Turismo ecológico é alternativa de renda para a comunidade Santo Amaro

A apenas 20 minutos de lancha da Alça Viária, perto da Grande Belém, a comunidade de Santo Amaro guarda belezas naturais ainda pouco conhecidas dos paraenses. Às margens de um braço do Rio Guamá, a comunidade formada por oito casas é cercada por mata fechada, onde é possível encontrar belos exemplares da flora e da fauna regional. Santo Amaro integra o Refúgio de Vida Silvestre Metrópole da Amazônia, Unidade de Conservação estadual sob a responsabilidade do Instituto de Desenvolvimento Florestal e da Biodiversidade do Pará (Ideflor-bio).

Com apoio de técnicos do Instituto, que realizam na comunidade o Projeto AgroVárzea, os moradores estão aprendendo a implantar o turismo de natureza como mais uma alternativa para geração de renda. Nas terras de Rosinaldo e Eliane Reis já é possível fazer trilhas ecológicas e degustar um típico almoço paraense.

Na propriedade, o casal cultiva diversas espécies frutíferas, como açaí, cupuaçu e banana, no sistema agroflorestal. As frutas são comercializadas, com destaque para o açaí. Foi para ampliar as plantações que Rosinaldo e Eliane abriram a Trilha da Paxiúba, um percurso de aproximadamente 1 km, considerado de nível intermediário.

Diversidade – Por meio dos conhecimentos tradicionais, adquiridos pela vivência na mata e pelos ensinamentos dos pais, Rosinaldo e Eliane identificaram as diversas espécies de árvores, cipós e outras plantas da trilha, as quais apresentam aos visitantes em passeios guiados.

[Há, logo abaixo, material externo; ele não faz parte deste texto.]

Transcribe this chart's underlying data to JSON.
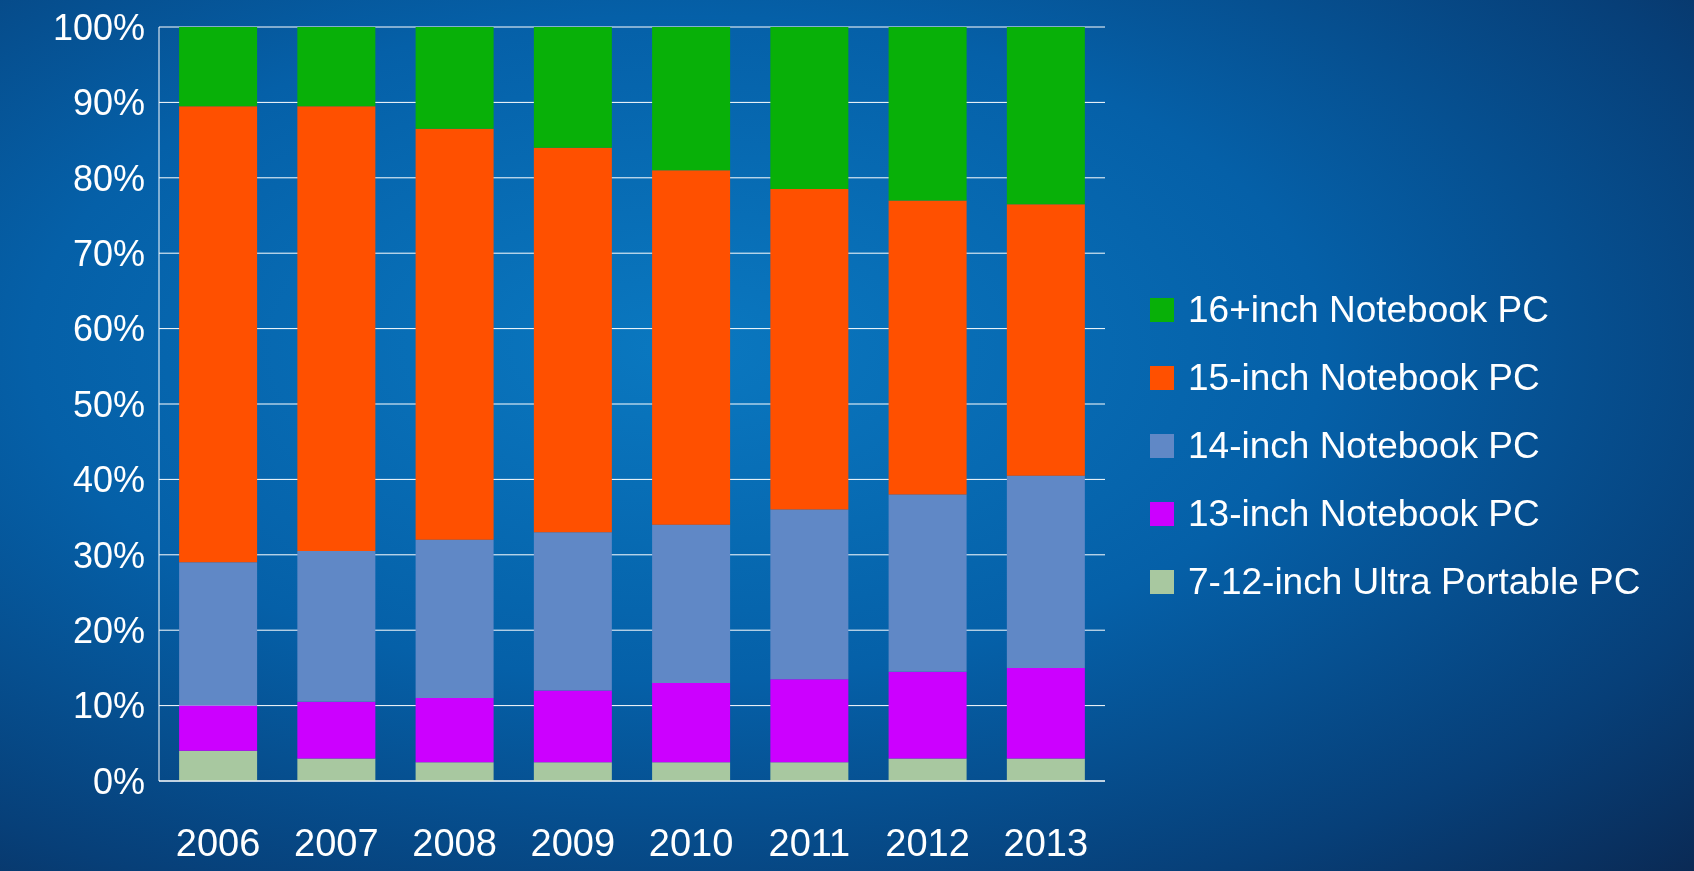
{
  "chart_data": {
    "type": "bar",
    "stacked": true,
    "categories": [
      "2006",
      "2007",
      "2008",
      "2009",
      "2010",
      "2011",
      "2012",
      "2013"
    ],
    "series": [
      {
        "name": "7-12-inch Ultra Portable PC",
        "color": "#a8c8a0",
        "values": [
          4,
          3,
          2.5,
          2.5,
          2.5,
          2.5,
          3,
          3
        ]
      },
      {
        "name": "13-inch Notebook PC",
        "color": "#cc00ff",
        "values": [
          6,
          7.5,
          8.5,
          9.5,
          10.5,
          11,
          11.5,
          12
        ]
      },
      {
        "name": "14-inch Notebook PC",
        "color": "#6088c6",
        "values": [
          19,
          20,
          21,
          21,
          21,
          22.5,
          23.5,
          25.5
        ]
      },
      {
        "name": "15-inch Notebook PC",
        "color": "#ff5000",
        "values": [
          60.5,
          59,
          54.5,
          51,
          47,
          42.5,
          39,
          36
        ]
      },
      {
        "name": "16+inch Notebook PC",
        "color": "#08b008",
        "values": [
          10.5,
          10.5,
          13.5,
          16,
          19,
          21.5,
          23,
          23.5
        ]
      }
    ],
    "ylim": [
      0,
      100
    ],
    "yticks": [
      {
        "value": 0,
        "label": "0%"
      },
      {
        "value": 10,
        "label": "10%"
      },
      {
        "value": 20,
        "label": "20%"
      },
      {
        "value": 30,
        "label": "30%"
      },
      {
        "value": 40,
        "label": "40%"
      },
      {
        "value": 50,
        "label": "50%"
      },
      {
        "value": 60,
        "label": "60%"
      },
      {
        "value": 70,
        "label": "70%"
      },
      {
        "value": 80,
        "label": "80%"
      },
      {
        "value": 90,
        "label": "90%"
      },
      {
        "value": 100,
        "label": "100%"
      }
    ],
    "grid": "y",
    "legend": "right"
  }
}
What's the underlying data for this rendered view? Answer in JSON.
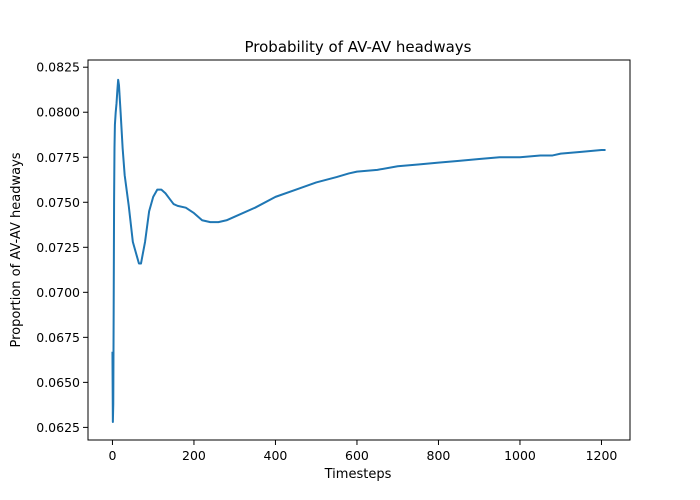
{
  "chart_data": {
    "type": "line",
    "title": "Probability of AV-AV headways",
    "xlabel": "Timesteps",
    "ylabel": "Proportion of AV-AV headways",
    "xlim": [
      -60,
      1270
    ],
    "ylim": [
      0.0618,
      0.0829
    ],
    "xticks": [
      0,
      200,
      400,
      600,
      800,
      1000,
      1200
    ],
    "xtick_labels": [
      "0",
      "200",
      "400",
      "600",
      "800",
      "1000",
      "1200"
    ],
    "yticks": [
      0.0625,
      0.065,
      0.0675,
      0.07,
      0.0725,
      0.075,
      0.0775,
      0.08,
      0.0825
    ],
    "ytick_labels": [
      "0.0625",
      "0.0650",
      "0.0675",
      "0.0700",
      "0.0725",
      "0.0750",
      "0.0775",
      "0.0800",
      "0.0825"
    ],
    "grid": false,
    "legend": "none",
    "series": [
      {
        "color": "#1f77b4",
        "x": [
          0,
          1,
          2,
          3,
          4,
          5,
          6,
          8,
          10,
          12,
          14,
          16,
          20,
          25,
          30,
          40,
          50,
          60,
          65,
          70,
          80,
          90,
          100,
          110,
          120,
          130,
          140,
          150,
          160,
          180,
          200,
          220,
          240,
          260,
          280,
          300,
          350,
          400,
          450,
          500,
          550,
          580,
          600,
          650,
          700,
          750,
          800,
          850,
          900,
          950,
          1000,
          1050,
          1080,
          1100,
          1150,
          1200,
          1210
        ],
        "y": [
          0.0667,
          0.0628,
          0.0638,
          0.069,
          0.075,
          0.078,
          0.0793,
          0.08,
          0.0805,
          0.0812,
          0.0818,
          0.0815,
          0.08,
          0.078,
          0.0765,
          0.0748,
          0.0728,
          0.072,
          0.0716,
          0.0716,
          0.0728,
          0.0745,
          0.0753,
          0.0757,
          0.0757,
          0.0755,
          0.0752,
          0.0749,
          0.0748,
          0.0747,
          0.0744,
          0.074,
          0.0739,
          0.0739,
          0.074,
          0.0742,
          0.0747,
          0.0753,
          0.0757,
          0.0761,
          0.0764,
          0.0766,
          0.0767,
          0.0768,
          0.077,
          0.0771,
          0.0772,
          0.0773,
          0.0774,
          0.0775,
          0.0775,
          0.0776,
          0.0776,
          0.0777,
          0.0778,
          0.0779,
          0.0779
        ]
      }
    ]
  }
}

É possível encontrar na trilha espécies como cedro – vulnerável à extinção; murumuru (base para fazer óleos, manteiga e sabonetes); paxiúba – que dá nome à trilha -, tem a madeira utilizada para fazer casas, e sororoca, utilizada na cobertura das residências. A trilha conta ainda com um canal de rio e alguns obstáculos naturais, como troncos de árvore.

Após a trilha, o almoço fica por conta da cozinha de Eliane, que prepara galinha caipira, feijão, arroz, macarrão, peixe frito e açaí batido na hora. Tudo é servido à beira do rio, onde é possível tomar um banho refrescante.

Orientação – O valor do almoço completo, para grupos mínimos de cinco pessoas, é tabelado, com descontos para grupos maiores. Os preços, o atendimento ao público e a preparação das instalações da propriedade para o acolhimento dos visitantes é feita com o apoio da turismóloga do Ideflor-bio, Letícia Freitas.

“Ao longo do ano a gente vem trabalhando com eles sobre como utilizar o potencial turístico que já existe nas propriedades. Isso envolve a limpeza e a identificação de trilhas, a prestação de serviços de alimentação e estratégias de precificação, que possibilitem o lucro para os comunitários e um preço justo para os visitantes. A ideia é tanto abrir mais uma possibilidade de renda para essas comunidades, quanto possibilitar à população em geral a vivência da natureza amazônica”, conta Letícia Freitas.

As visitas à comunidade de Santo Amaro podem ser feitas mediante marcação prévia com os comunitários ou as condutoras habilitadas pelo Ideflor-bio. Além do valor referente ao almoço é possível acertar pacotes com traslado terrestre e fluvial entre Belém, Benevides e a comunidade.    A meta é que, posteriormente, os passeios possam ser feitos também em parceria com agências turísticas e de esportes de aventura.

Assistência – O Projeto AgroVárzea incentiva o turismo e oferece assistência técnica a comunitários das quatro Unidades de Conservação estaduais da Região Metropolitana de Belém: Refúgio Metrópole, Parque Estadual do Utinga e as Áreas de Proteção Ambiental Ilha do Combu e Belém.

Técnicos do Ideflor-bio auxiliam os comunitários no aperfeiçoamento das cadeias produtivas, com assistência técnica, intercâmbios e capacitações, que vão desde o plantio de mudas e sementes até a confecção de produtos com valor agregado, como chocolates, compotas, polpas de frutas, artesanatos, ecojoias, bolo de açaí e outros itens da culinária regional.